Richard Colley Wellesley (1760-1842) Second Earl of Mornington (Ireland) from 1781. First Earl of Mornington (GB), 1797. First Marquess Wellesley (Ireland) from 1799. Lord Lieutenant of Ireland, 1821-28, 1833-34. Educated at Eton and Christ Church, he was a Pittite MP from 1784, then Governor General of India, 1798-1805, after which he was Foreign Secretary, 1809-12, before resigning and then attempting to form a government after Perceval’s death. He opposed the Congress of Vienna in 1814-15 and the Corn Laws in 1815, but accepted office as Lord Lieutenant in 1822 as a supporter of Catholic Emancipation.
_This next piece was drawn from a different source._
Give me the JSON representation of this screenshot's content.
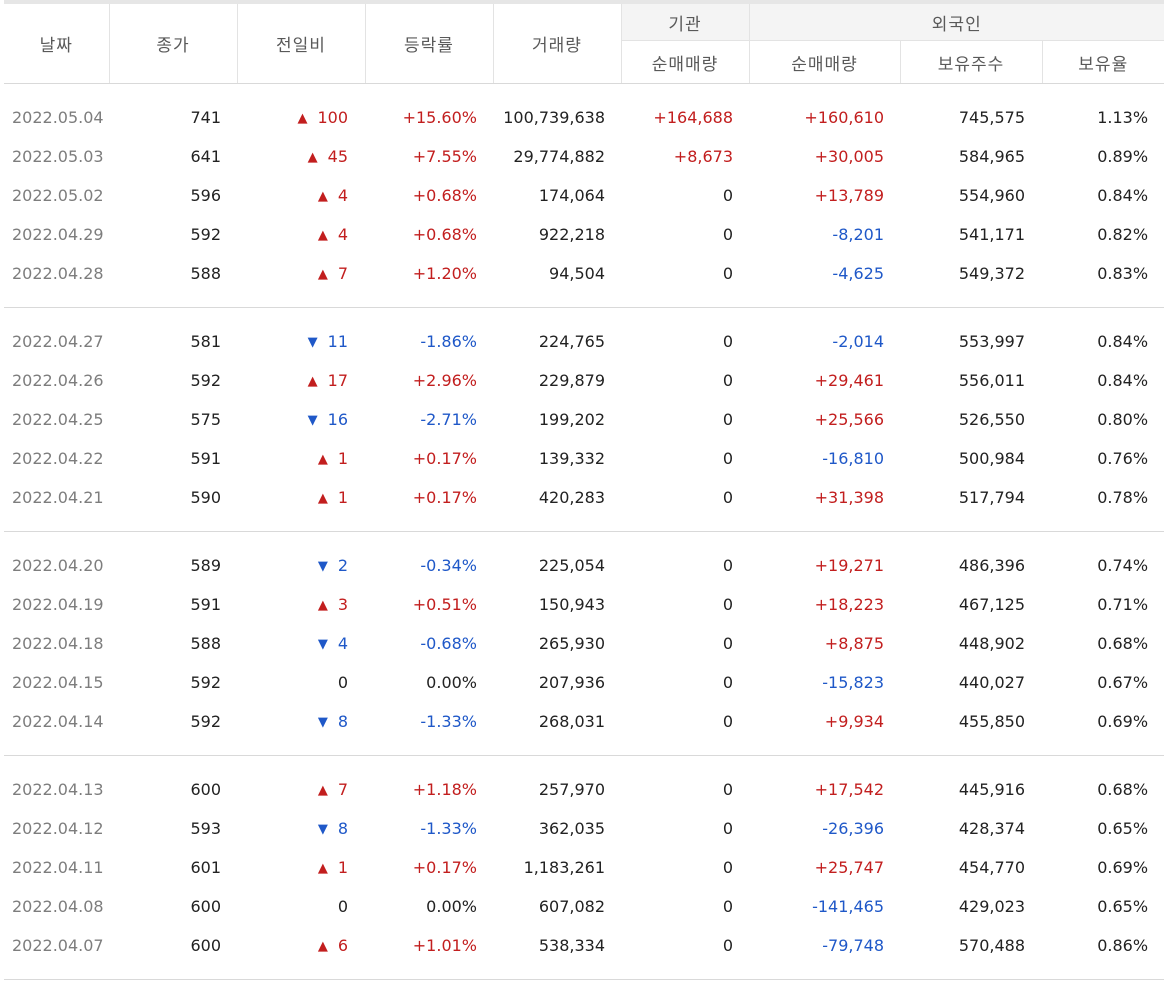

He stayed in office through the Canning and Goderich administrations but resigned when his brother took office because he was not brought into the Cabinet. He was sufficiently crossbench by then that he returned to office as Lord Lieutenant briefly under Grey.
In India he had a good record as an administrator but, by the time he was Foreign Secretary, he had become idle, missing many Cabinet meetings and neglecting diplomatic correspondence. As Lord Lieutenant, he was even more idle but stayed in office because he needed the money, leaving the diligent Goulburn to do the work. His first wife was a French actress; his second wife was a rich (but not rich enough) American. Mrs Arbuthnot summed him up well as ‘a strange compound of brilliant talents and an unconquerable laziness that renders all his great qualities completely worthless’1. Writing to Arbuthnot, Liverpool had used the same description and added: ‘We have known him for thirty years. The acquaintance of Peel and Goulburn has been but recent and they cannot therefore see as well as us, that a man may be wise in some things and most foolish in others.’2
[1] Ibid., Vol. 1, p. 158.
[2] Quoted in Gash, Lord Liverpool p. 204.